A lo largo de este año, publicaremos diversos artículos sobre Blas de Otero. En 1953,
Dámaso Alonso escribe lo siguiente:
“De Blas de Otero, como ejemplo de
poesía desarraigada, diré ahora unas palabras. Hay cierta bronquedad, cierta
hirsutez en su poesía, que a mí me gusta (estoy harto de versos
barbilampiñados, y a veces una chispita bardajillos). Esa brusquedad se corresponde
muy bien con el fondo de su poesía; y no nos engañemos: este poeta tiene un
extraordinario dominio de su palabra. Su verso es áspero, no por otra cosa,
sino porque se corresponde con el derrumbamiento en huída del mundo y de su
imagen del mundo.
Por lo demás, yo ignoro dónde nació Blas
de Otero. Le he situado provisionalmente en Bilbao, porque desde allí me ha
escrito dos veces y sé que allí vive. El apellido bien castellano es.

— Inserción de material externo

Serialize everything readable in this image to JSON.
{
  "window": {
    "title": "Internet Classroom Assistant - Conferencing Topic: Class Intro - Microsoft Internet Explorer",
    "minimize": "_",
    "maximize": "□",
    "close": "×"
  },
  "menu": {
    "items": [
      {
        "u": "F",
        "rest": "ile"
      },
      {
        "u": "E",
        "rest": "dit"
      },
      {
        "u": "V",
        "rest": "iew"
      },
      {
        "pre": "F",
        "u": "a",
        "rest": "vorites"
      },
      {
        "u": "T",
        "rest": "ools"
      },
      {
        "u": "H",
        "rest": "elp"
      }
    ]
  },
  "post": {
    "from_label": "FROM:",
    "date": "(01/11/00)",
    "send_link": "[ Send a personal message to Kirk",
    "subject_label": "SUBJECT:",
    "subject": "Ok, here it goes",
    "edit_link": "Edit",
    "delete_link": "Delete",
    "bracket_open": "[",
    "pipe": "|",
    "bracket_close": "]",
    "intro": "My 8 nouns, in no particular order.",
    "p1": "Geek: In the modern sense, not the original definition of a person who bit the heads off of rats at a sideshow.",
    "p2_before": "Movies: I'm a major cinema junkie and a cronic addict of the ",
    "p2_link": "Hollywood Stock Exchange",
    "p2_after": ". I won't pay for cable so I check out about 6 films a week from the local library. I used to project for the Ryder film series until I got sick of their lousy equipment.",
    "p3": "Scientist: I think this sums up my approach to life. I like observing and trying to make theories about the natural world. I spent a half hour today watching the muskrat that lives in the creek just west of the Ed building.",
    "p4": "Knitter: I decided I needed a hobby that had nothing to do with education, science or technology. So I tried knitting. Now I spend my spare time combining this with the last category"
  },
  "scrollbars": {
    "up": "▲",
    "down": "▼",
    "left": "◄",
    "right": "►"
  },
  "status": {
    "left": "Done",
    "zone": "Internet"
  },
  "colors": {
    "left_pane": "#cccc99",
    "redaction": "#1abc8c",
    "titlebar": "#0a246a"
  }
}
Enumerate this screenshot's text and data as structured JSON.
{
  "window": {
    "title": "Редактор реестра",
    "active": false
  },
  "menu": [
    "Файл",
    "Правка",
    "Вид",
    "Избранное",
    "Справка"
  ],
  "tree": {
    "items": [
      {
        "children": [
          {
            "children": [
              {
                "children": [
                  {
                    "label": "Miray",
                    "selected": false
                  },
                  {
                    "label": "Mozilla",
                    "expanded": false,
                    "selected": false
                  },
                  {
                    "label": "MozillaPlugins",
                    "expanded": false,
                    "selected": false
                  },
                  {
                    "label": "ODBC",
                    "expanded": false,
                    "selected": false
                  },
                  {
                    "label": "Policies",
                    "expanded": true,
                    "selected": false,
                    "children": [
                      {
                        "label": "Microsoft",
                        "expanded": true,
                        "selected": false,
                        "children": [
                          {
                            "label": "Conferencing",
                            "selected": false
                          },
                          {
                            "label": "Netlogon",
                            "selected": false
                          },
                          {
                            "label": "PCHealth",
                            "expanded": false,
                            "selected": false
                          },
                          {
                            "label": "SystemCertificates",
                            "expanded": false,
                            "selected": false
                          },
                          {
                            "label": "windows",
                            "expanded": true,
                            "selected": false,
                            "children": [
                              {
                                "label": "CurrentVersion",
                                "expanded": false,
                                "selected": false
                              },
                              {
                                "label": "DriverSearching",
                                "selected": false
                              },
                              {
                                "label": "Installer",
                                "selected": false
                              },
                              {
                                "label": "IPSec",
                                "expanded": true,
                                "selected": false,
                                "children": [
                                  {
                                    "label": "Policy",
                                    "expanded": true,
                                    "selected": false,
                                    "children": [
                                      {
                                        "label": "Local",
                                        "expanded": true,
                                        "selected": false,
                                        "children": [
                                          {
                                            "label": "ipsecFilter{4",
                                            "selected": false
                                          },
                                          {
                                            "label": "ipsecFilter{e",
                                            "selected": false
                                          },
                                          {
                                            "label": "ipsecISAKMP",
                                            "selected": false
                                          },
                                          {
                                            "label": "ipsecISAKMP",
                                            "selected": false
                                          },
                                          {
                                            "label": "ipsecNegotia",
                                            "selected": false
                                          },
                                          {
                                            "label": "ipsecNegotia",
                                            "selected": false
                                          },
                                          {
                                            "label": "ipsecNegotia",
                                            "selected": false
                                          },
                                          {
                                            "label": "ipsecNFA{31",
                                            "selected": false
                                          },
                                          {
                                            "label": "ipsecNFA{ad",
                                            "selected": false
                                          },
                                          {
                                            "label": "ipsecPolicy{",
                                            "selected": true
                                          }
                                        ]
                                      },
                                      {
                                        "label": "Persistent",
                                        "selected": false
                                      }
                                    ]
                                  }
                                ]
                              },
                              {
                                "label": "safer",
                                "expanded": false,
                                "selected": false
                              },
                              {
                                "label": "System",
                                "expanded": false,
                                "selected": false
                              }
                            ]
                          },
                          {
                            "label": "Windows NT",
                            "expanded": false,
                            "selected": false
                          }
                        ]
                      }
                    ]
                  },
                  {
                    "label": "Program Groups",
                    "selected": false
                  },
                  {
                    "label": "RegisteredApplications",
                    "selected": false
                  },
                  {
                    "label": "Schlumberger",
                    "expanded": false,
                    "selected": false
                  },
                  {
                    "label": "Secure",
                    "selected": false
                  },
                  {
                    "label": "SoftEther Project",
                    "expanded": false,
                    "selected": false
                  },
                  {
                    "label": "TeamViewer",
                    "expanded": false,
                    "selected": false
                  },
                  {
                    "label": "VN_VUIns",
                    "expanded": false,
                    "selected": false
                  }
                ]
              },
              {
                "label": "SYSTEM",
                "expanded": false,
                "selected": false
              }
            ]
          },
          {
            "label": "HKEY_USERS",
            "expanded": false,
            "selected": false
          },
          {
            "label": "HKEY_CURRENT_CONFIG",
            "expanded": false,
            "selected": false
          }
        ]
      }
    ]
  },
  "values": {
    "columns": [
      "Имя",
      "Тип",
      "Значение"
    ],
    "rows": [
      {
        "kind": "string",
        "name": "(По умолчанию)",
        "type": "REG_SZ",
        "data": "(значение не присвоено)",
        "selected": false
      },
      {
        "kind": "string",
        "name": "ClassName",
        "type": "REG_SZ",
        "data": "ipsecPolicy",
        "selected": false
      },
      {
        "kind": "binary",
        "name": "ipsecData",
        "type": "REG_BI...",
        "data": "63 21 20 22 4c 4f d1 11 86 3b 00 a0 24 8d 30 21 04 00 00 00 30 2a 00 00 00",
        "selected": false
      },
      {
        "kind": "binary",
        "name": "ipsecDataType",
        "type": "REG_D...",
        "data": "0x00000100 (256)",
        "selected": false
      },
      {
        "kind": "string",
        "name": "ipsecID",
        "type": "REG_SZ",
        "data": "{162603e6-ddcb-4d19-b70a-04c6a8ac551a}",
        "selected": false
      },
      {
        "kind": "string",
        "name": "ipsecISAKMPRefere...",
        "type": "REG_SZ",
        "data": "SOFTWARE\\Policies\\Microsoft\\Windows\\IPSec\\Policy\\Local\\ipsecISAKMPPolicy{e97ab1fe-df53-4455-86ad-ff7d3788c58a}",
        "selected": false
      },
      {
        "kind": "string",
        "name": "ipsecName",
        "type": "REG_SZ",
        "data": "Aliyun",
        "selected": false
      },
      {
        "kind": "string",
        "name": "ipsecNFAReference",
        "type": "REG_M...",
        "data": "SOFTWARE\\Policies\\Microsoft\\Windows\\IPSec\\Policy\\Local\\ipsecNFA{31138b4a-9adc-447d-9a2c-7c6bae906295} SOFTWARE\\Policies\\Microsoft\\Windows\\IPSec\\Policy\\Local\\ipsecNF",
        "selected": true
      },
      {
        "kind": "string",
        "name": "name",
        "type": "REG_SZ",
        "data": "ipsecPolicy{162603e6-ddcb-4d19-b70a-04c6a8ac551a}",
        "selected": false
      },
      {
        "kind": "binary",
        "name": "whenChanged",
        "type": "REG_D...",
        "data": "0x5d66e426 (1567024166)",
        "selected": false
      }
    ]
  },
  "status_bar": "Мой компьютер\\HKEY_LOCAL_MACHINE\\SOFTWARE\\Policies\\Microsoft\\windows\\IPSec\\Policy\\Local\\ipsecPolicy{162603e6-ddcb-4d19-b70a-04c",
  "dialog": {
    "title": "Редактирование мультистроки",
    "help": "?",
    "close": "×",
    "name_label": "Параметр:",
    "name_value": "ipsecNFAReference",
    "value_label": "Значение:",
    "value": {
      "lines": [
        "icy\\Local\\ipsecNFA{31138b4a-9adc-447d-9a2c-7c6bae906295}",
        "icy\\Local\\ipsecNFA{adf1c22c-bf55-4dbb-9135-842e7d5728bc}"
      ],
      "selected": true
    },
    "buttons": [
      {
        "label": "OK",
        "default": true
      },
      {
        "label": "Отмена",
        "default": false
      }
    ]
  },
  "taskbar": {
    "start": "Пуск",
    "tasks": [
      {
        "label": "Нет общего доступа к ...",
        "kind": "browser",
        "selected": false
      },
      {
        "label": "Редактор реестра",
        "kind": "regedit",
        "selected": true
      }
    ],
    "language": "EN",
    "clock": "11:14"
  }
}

No he visto nunca a Blas de Otero. No sé
cuántos años tiene, aunque debe de tener ahora unos treinta y cinco; se nos
sitúa, pues, entre Panero y Valverde; y esto sólo para probar que no se trata
de diferencias generacionales.
La obra de Blas de Otero es hasta ahora
breve; conozco dos libros: Ángel
fieramente humano y Redoble de
conciencia, libro que había obtenido el Premio Boscán en 1950. La poesía de
Blas de Otero es quizá la que más me ha conmovido en estos dos últimos años .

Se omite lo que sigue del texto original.